On September 29, Ukrainians remembered one of the most tragic pages in the history of World War II: 78 years ago Babyn Yar Ravine in Kyiv became a site of mass killings of innocent civilians carried out by the Nazis. On the occasion, President Volodymyr Zelensky addressed Ukrainian people with the following words, “With deep sorrow we remember today one of the most tragic events of our past. Seventy-eight years ago, the Nazis began the massacres of civilian population in Babyn Yar Ravine.
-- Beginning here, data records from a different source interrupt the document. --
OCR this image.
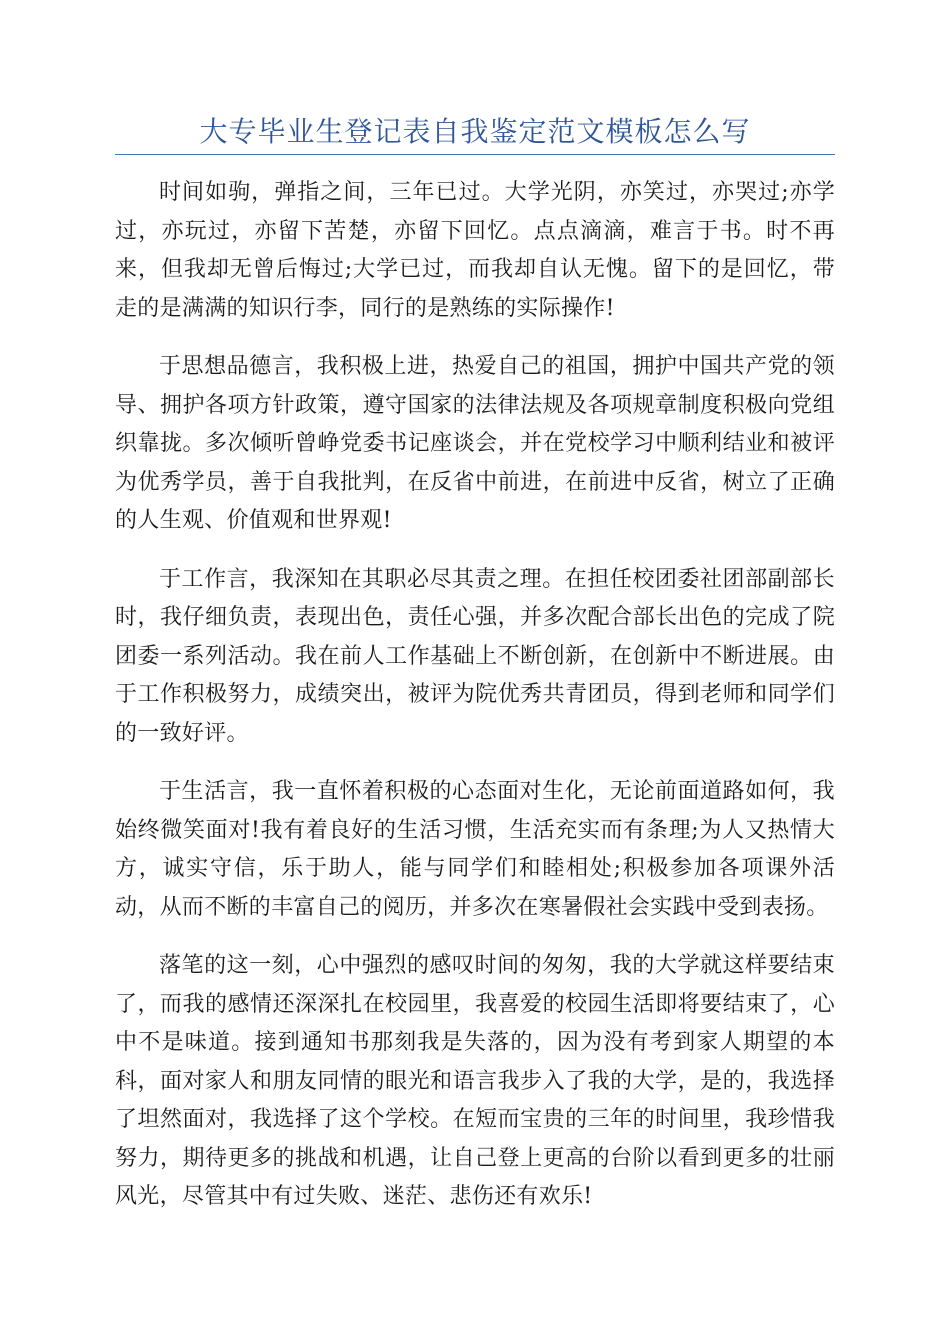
大专毕业生登记表自我鉴定范文模板怎么写

时间如驹，弹指之间，三年已过。大学光阴，亦笑过，亦哭过;亦学过，亦玩过，亦留下苦楚，亦留下回忆。点点滴滴，难言于书。时不再来，但我却无曾后悔过;大学已过，而我却自认无愧。留下的是回忆，带走的是满满的知识行李，同行的是熟练的实际操作!

于思想品德言，我积极上进，热爱自己的祖国，拥护中国共产党的领导、拥护各项方针政策，遵守国家的法律法规及各项规章制度积极向党组织靠拢。多次倾听曾峥党委书记座谈会，并在党校学习中顺利结业和被评为优秀学员，善于自我批判，在反省中前进，在前进中反省，树立了正确的人生观、价值观和世界观!

于工作言，我深知在其职必尽其责之理。在担任校团委社团部副部长时，我仔细负责，表现出色，责任心强，并多次配合部长出色的完成了院团委一系列活动。我在前人工作基础上不断创新，在创新中不断进展。由于工作积极努力，成绩突出，被评为院优秀共青团员，得到老师和同学们的一致好评。

于生活言，我一直怀着积极的心态面对生化，无论前面道路如何，我始终微笑面对!我有着良好的生活习惯，生活充实而有条理;为人又热情大方，诚实守信，乐于助人，能与同学们和睦相处;积极参加各项课外活动，从而不断的丰富自己的阅历，并多次在寒暑假社会实践中受到表扬。

落笔的这一刻，心中强烈的感叹时间的匆匆，我的大学就这样要结束了，而我的感情还深深扎在校园里，我喜爱的校园生活即将要结束了，心中不是味道。接到通知书那刻我是失落的，因为没有考到家人期望的本科，面对家人和朋友同情的眼光和语言我步入了我的大学，是的，我选择了坦然面对，我选择了这个学校。在短而宝贵的三年的时间里，我珍惜我努力，期待更多的挑战和机遇，让自己登上更高的台阶以看到更多的壮丽风光，尽管其中有过失败、迷茫、悲伤还有欢乐!
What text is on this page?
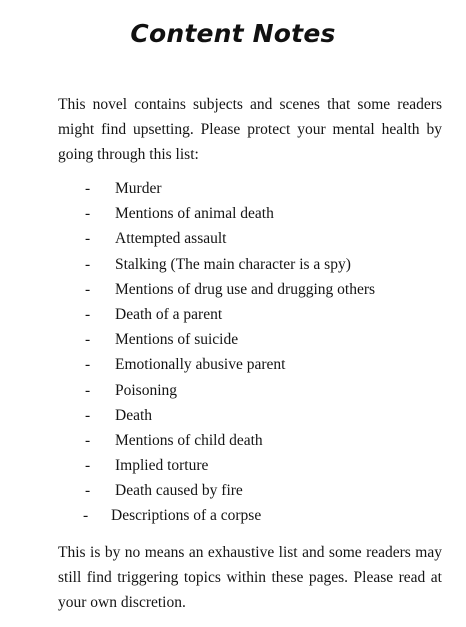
Content Notes
This novel contains subjects and scenes that some readers might find upsetting. Please protect your mental health by going through this list:
- Murder
- Mentions of animal death
- Attempted assault
- Stalking (The main character is a spy)
- Mentions of drug use and drugging others
- Death of a parent
- Mentions of suicide
- Emotionally abusive parent
- Poisoning
- Death
- Mentions of child death
- Implied torture
- Death caused by fire
- Descriptions of a corpse
This is by no means an exhaustive list and some readers may still find triggering topics within these pages. Please read at your own discretion.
The policy of unheard-of attrocities designed by Third Reich apologists for racial purity led to the planned extermination of Jews in the countries occupied by the Nazis”. In his address, the President said that in Babyn Yar Ravine the Nazi regime had executed thousands of Soviet prisoners of war, members of Ukrainian liberation movement, so called “regime violators”, and all those who prevented the occupants from established their man-hateful New Order.

Volodymyr Zelensky has stressed that Ukraine remembers with gratitude those ordinary people who risking their lives rescued their countrymen from imminent death. “We should remember tragic events of history not only to revere the memory of the killed but also to draw conclusions from the past so that we won’t make mistakes in the future. The memory of Babyn Yar and Holocaust has to be a warning to all the mankind that the ideology of hostility and violance can throw us back into that horrible past when man’s life, the most precious thing on Earth, was the small coin in the hands of dictators. I’m convinced that Ukrainian people will always be unanimous in their efforts to stop any manifestation of racial or ethnic hatred”, said the President.

The march of memory to commemorate the Babyn Yar tragedy took place on September 29 in Kyiv. Hundreds of people from across Ukraine came to Kyiv and marched to the monument “Menorah” in Babyn Yar. They walked along the same road that the Jews went to their death on September 19-20, 1941.

From September 1941 to the end of September 1943, Babyn Yar was a site of regular shootings and burials perpetrated by the Nazis. Their victims were the Jews, Romanies, Soviet prisoners of war, Ukrainian patriots. Babyn Yar has become a necropolis of more than 100 000 civilians and soldiers.